New Month, New Pace, New Me
By Sheila Cameron on November 02, 2011
I struggle in October.
Too many command performances leaves me overwhelmed, distracted and frustrated much of the time. I do a pretty good job of hiding it but I feel it in my fitful sleep and quick temper simmering over missing lunch boxes and dirty laundry.
Of course it also presents itself in laughable moments like a friend telling me I have a sanitary bathing suit strip stuck to my shirt at a party. God willing it came from my own Lands End bathing suit crotch and not someone else's! These are the types of things that happen in October. I don't have my shit together and "the flow" is always just out of reach.
This year I will allow myself to recover during November.

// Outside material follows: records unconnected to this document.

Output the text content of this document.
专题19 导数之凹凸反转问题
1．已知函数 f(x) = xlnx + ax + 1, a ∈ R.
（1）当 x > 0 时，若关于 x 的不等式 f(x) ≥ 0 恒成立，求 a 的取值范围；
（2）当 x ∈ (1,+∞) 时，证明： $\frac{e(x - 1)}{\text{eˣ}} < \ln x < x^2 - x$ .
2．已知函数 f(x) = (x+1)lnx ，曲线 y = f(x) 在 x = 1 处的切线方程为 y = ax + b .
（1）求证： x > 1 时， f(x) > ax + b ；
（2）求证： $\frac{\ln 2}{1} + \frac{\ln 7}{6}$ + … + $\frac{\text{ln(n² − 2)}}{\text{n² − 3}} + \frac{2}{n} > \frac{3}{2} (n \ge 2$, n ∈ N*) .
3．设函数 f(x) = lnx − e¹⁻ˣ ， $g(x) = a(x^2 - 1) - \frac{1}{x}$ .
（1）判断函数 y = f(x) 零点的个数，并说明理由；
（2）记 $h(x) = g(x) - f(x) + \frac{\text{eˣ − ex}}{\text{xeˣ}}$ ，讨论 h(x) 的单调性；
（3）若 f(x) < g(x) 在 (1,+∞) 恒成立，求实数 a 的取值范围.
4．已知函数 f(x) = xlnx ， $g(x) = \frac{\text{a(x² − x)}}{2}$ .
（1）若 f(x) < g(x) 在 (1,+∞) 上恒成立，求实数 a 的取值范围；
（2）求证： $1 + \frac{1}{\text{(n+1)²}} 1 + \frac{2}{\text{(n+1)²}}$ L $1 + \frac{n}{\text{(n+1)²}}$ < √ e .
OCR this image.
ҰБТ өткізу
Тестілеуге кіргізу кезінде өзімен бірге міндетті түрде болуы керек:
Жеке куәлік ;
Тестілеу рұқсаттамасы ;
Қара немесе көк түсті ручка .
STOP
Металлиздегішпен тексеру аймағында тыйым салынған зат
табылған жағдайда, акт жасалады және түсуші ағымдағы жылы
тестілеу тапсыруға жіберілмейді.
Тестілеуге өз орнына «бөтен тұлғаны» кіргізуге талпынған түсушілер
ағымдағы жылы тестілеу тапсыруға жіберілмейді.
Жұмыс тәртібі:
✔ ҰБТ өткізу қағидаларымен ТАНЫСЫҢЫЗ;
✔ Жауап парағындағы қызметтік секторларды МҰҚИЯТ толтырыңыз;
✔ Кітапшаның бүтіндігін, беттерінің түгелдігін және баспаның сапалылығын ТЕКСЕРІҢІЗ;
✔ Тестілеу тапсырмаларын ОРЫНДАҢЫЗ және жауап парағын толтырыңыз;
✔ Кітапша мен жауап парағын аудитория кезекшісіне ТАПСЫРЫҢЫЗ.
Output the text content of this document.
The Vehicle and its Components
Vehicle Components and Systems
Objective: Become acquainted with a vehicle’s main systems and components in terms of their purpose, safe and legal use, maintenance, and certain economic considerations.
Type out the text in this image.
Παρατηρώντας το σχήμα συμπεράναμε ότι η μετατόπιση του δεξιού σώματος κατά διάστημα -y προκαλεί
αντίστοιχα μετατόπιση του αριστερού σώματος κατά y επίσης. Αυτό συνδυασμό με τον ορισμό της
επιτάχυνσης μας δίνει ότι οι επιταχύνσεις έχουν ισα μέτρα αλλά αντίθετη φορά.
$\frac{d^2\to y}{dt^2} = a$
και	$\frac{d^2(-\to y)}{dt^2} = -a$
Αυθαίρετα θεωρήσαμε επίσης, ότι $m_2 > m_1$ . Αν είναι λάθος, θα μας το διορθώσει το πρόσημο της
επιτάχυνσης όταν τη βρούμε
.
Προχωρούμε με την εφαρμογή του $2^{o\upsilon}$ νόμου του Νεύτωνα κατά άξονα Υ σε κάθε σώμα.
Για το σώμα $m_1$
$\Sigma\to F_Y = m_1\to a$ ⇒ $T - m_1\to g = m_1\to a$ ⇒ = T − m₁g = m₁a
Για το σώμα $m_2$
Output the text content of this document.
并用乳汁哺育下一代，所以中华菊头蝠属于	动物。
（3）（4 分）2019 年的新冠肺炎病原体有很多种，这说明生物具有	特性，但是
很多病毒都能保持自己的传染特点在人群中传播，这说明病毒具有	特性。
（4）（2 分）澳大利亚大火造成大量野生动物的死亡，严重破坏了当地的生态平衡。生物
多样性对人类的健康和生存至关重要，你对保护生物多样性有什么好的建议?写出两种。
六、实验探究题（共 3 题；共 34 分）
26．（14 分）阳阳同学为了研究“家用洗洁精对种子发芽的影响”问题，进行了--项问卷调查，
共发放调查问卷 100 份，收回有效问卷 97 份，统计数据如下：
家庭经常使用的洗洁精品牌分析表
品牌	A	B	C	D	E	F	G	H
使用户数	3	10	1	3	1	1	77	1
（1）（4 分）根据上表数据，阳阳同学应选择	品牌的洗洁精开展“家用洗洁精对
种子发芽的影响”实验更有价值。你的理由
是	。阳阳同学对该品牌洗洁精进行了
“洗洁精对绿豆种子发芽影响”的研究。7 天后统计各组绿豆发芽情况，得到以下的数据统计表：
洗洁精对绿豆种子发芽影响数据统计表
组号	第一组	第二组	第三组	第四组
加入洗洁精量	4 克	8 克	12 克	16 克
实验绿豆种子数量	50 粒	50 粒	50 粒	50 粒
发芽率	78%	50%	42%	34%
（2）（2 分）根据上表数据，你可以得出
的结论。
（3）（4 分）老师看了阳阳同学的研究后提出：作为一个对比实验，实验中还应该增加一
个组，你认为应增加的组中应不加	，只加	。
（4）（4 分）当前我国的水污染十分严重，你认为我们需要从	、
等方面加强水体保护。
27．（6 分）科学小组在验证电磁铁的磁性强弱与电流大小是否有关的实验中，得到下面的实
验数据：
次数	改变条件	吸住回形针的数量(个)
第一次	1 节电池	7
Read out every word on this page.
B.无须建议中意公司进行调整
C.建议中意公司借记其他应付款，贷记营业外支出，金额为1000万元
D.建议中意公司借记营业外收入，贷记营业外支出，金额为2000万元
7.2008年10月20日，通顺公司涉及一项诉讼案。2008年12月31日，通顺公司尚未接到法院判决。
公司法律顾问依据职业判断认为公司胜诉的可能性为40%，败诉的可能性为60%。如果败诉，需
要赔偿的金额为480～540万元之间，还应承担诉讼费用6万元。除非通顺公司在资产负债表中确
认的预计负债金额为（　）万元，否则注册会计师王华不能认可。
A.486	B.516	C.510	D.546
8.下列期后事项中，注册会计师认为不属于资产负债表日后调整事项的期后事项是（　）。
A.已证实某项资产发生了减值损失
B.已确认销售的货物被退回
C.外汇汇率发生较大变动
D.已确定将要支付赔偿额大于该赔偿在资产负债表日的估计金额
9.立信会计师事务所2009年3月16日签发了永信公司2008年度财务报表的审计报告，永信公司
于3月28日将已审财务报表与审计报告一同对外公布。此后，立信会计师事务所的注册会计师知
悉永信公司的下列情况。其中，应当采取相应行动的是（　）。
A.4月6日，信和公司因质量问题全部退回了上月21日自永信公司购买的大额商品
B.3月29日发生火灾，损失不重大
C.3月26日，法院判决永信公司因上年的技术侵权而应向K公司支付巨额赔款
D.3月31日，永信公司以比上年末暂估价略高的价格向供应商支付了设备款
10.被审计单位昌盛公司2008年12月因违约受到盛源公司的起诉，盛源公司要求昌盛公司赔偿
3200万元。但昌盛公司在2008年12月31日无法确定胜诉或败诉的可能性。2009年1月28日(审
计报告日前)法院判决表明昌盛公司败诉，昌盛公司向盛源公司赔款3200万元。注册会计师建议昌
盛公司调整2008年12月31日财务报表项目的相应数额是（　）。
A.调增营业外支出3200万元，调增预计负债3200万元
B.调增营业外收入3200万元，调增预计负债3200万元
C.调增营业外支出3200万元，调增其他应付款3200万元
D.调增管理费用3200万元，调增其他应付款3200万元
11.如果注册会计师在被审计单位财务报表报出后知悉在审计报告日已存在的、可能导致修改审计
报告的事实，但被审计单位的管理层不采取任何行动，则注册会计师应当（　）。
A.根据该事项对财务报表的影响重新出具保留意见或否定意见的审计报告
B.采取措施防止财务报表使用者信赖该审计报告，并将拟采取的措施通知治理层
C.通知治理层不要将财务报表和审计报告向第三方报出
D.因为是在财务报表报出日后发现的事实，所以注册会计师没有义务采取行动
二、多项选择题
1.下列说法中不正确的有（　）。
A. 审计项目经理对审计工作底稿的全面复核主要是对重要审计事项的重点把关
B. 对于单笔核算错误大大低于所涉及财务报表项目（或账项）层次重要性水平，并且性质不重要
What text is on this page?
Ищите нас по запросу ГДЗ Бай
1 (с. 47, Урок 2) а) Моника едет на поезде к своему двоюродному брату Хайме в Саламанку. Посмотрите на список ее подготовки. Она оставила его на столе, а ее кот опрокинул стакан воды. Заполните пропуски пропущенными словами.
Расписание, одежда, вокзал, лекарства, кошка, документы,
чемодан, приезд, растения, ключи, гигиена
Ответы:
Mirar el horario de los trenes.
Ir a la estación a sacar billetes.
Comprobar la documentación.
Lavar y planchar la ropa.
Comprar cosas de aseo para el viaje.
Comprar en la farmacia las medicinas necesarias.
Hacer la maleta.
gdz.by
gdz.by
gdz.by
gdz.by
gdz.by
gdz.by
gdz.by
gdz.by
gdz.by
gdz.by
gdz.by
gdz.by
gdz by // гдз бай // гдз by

I will set a pace that allows me to enjoy the holidays rather than trying to beat them into submission.
I will walk everyday.
I will pack healthy lunches the night before and rinse out my coffee pot in the mornings.
I will do more art and get my book ready to submit.
I will not sign up for things I can't be completely physically and mentally present for.
I will not buy a huge turkey.
I will make sure I have maraschino cherries on hand for a manhattan during a snow storm.
I will make lists that make sense.
I will not over spend.
I will not cry if I have nothing to wear.
I will put cheese back in the proper position on the food pyramid.
I will commit to all this because it is the beginning of the month and I have yet to get slammed with Macy's ads, center piece ideas, and healthy veggie dip requests. The increased amounts of corporate, familial, and social chatter designed to infiltrate the lizard brain of a mother during the months of November and December is powerful.
I will stumble, I'm sure, but on the first of the month it all seems possible.